Dharamshala, 22nd June: Tibetan writer who was arrested on unclear allegations two years ago has still not been brought to trial, and his family has been kept in the dark about his status. According to RFA, Lobsang Lhundup, also known as Dhi Lhaden, was detained in June 2019 while working at a private cultural education center in Chengdu, the capital of western China’s Sichuan province.
“It appears that someone informed the owner of the cultural center about the teaching materials he was using, and as a result, he was arrested, Lhundup is a friendly person who is well-known, and his friends have kept quiet about him until now in the hopes that he will be released, however, his case is still pending. No more information has been published about him, and no one has been allowed to meet with him.” according to RFA’s source, speaking on condition of anonymity for reasons of personal safety.

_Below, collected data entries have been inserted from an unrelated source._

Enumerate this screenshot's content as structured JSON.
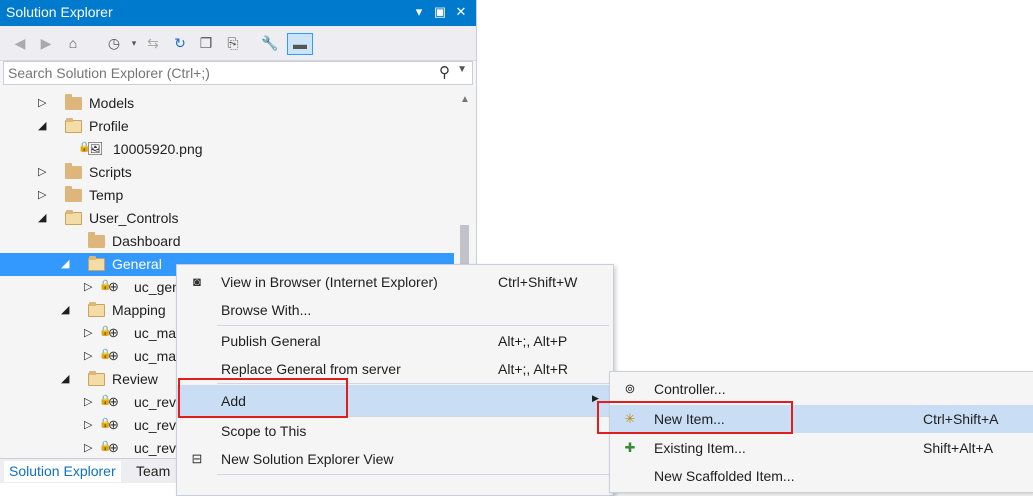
{
  "window": {
    "title": "Solution Explorer",
    "accent": "#007acc",
    "selection_color": "#3399ff",
    "highlight_color": "#c9def5",
    "callout_color": "#e01e1e"
  },
  "toolbar": {
    "icons": [
      "back-icon",
      "forward-icon",
      "home-icon",
      "history-icon",
      "sync-icon",
      "refresh-icon",
      "collapse-icon",
      "copy-icon",
      "wrench-icon",
      "pin-icon"
    ]
  },
  "search": {
    "placeholder": "Search Solution Explorer (Ctrl+;)"
  },
  "tree": [
    {
      "label": "Models"
    },
    {
      "label": "Profile"
    },
    {
      "label": "10005920.png"
    },
    {
      "label": "Scripts"
    },
    {
      "label": "Temp"
    },
    {
      "label": "User_Controls"
    },
    {
      "label": "Dashboard"
    },
    {
      "label": "General"
    },
    {
      "label": "uc_gen"
    },
    {
      "label": "Mapping"
    },
    {
      "label": "uc_ma"
    },
    {
      "label": "uc_ma"
    },
    {
      "label": "Review"
    },
    {
      "label": "uc_rev"
    },
    {
      "label": "uc_rev"
    },
    {
      "label": "uc_rev"
    }
  ],
  "bottom_tabs": [
    "Solution Explorer",
    "Team"
  ],
  "context_menu": [
    {
      "label": "View in Browser (Internet Explorer)",
      "shortcut": "Ctrl+Shift+W"
    },
    {
      "label": "Browse With...",
      "shortcut": ""
    },
    {
      "label": "Publish General",
      "shortcut": "Alt+;, Alt+P"
    },
    {
      "label": "Replace General from server",
      "shortcut": "Alt+;, Alt+R"
    },
    {
      "label": "Add",
      "shortcut": ""
    },
    {
      "label": "Scope to This",
      "shortcut": ""
    },
    {
      "label": "New Solution Explorer View",
      "shortcut": ""
    }
  ],
  "submenu": [
    {
      "label": "Controller...",
      "shortcut": ""
    },
    {
      "label": "New Item...",
      "shortcut": "Ctrl+Shift+A"
    },
    {
      "label": "Existing Item...",
      "shortcut": "Shift+Alt+A"
    },
    {
      "label": "New Scaffolded Item...",
      "shortcut": ""
    }
  ]
}
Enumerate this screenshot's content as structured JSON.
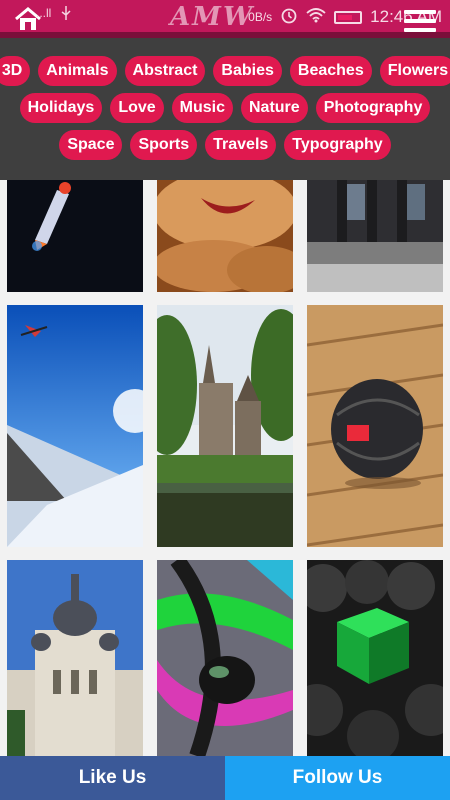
{
  "status_bar": {
    "signal_text": "...ll",
    "usb_icon": "usb-icon",
    "speed": "0B/s",
    "alarm_icon": "alarm-icon",
    "wifi_icon": "wifi-icon",
    "battery_icon": "battery-icon",
    "time": "12:46 AM"
  },
  "header": {
    "brand": "AMW",
    "home_icon": "home-icon",
    "menu_icon": "hamburger-menu-icon"
  },
  "categories": {
    "row1": [
      "3D",
      "Animals",
      "Abstract",
      "Babies",
      "Beaches",
      "Flowers"
    ],
    "row2": [
      "Holidays",
      "Love",
      "Music",
      "Nature",
      "Photography"
    ],
    "row3": [
      "Space",
      "Sports",
      "Travels",
      "Typography"
    ]
  },
  "gallery": {
    "thumbnails": [
      {
        "subject": "space rocket"
      },
      {
        "subject": "baby"
      },
      {
        "subject": "modern building"
      },
      {
        "subject": "snowboard jump"
      },
      {
        "subject": "castle by pond"
      },
      {
        "subject": "red-black sphere on wood"
      },
      {
        "subject": "cathedral"
      },
      {
        "subject": "neon abstract"
      },
      {
        "subject": "green cube among spheres"
      }
    ]
  },
  "bottom": {
    "like_label": "Like Us",
    "follow_label": "Follow Us"
  },
  "colors": {
    "accent": "#e0194f",
    "header": "#c2185b",
    "panel": "#3f3f3f",
    "facebook": "#3b5998",
    "twitter": "#1da1f2"
  }
}
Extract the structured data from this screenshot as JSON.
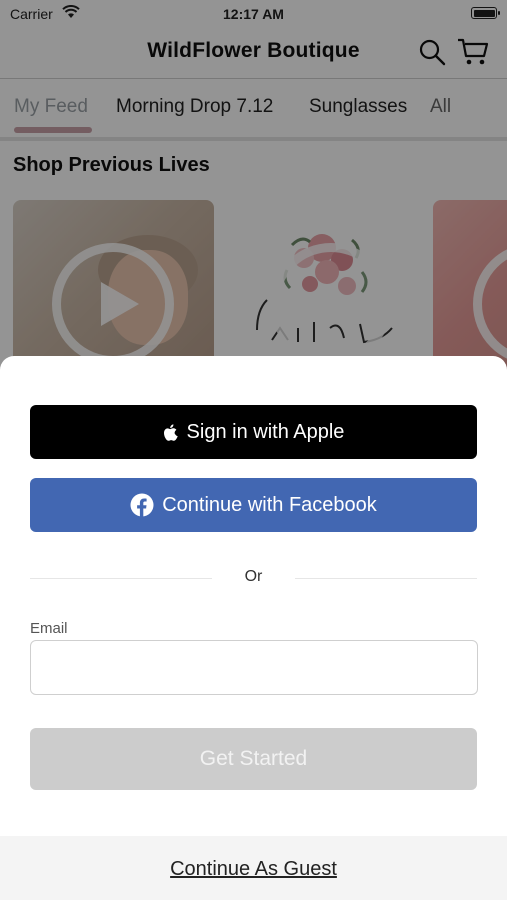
{
  "status_bar": {
    "carrier": "Carrier",
    "time": "12:17 AM"
  },
  "header": {
    "title": "WildFlower Boutique",
    "search_icon": "search-icon",
    "cart_icon": "cart-icon"
  },
  "tabs": [
    {
      "label": "My Feed",
      "active": true
    },
    {
      "label": "Morning Drop 7.12",
      "active": false
    },
    {
      "label": "Sunglasses",
      "active": false
    },
    {
      "label": "All",
      "active": false
    }
  ],
  "section": {
    "title": "Shop Previous Lives"
  },
  "colors": {
    "facebook": "#4267b2",
    "apple": "#000000",
    "tab_indicator": "#c9a0a8",
    "disabled_button": "#cccccc"
  },
  "sheet": {
    "apple_label": "Sign in with Apple",
    "facebook_label": "Continue with Facebook",
    "divider_text": "Or",
    "email_label": "Email",
    "email_value": "",
    "get_started_label": "Get Started",
    "guest_label": "Continue As Guest"
  }
}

Lhundup was born in the Pema region of Sichuan’s Golog (Guoluo) Tibetan Autonomous Prefecture in 1980, according to reports. He became a monk at the age of 11 and studied at Sichuan’s Larung Gar Tibetan Buddhist Academy, which was later evicted by Chinese authorities, along with thousands of other monks and nuns. Lhundup traveled widely across Tibet in his late 20s after teaching Buddhism at Drepung and Sera monasteries in Tibet’s regional capital Lhasa. He then wrote and published books about region-wide protests in 2008 against Beijing’s policies and governance in Tibetan areas. Lhundup’s family(Lhundup has a wife and child) was summoned by Chinese authorities on December 4, 2020, to discuss his situation, but they only discovered that his trial was still pending and that they were not permitted to meet with him.
Following the demonstrations that swept Tibet and Tibetan parts of China in 2008, Chinese authorities routinely jailed writers, musicians, and artists promoting Tibetan national identity and culture, with many receiving lengthy prison sentences. According to sources, in recent years, Tibetan efforts to assert national identity have focused on language rights, with informally formed language schools being designated “illegal associations” and professors susceptible to detention and prosecution.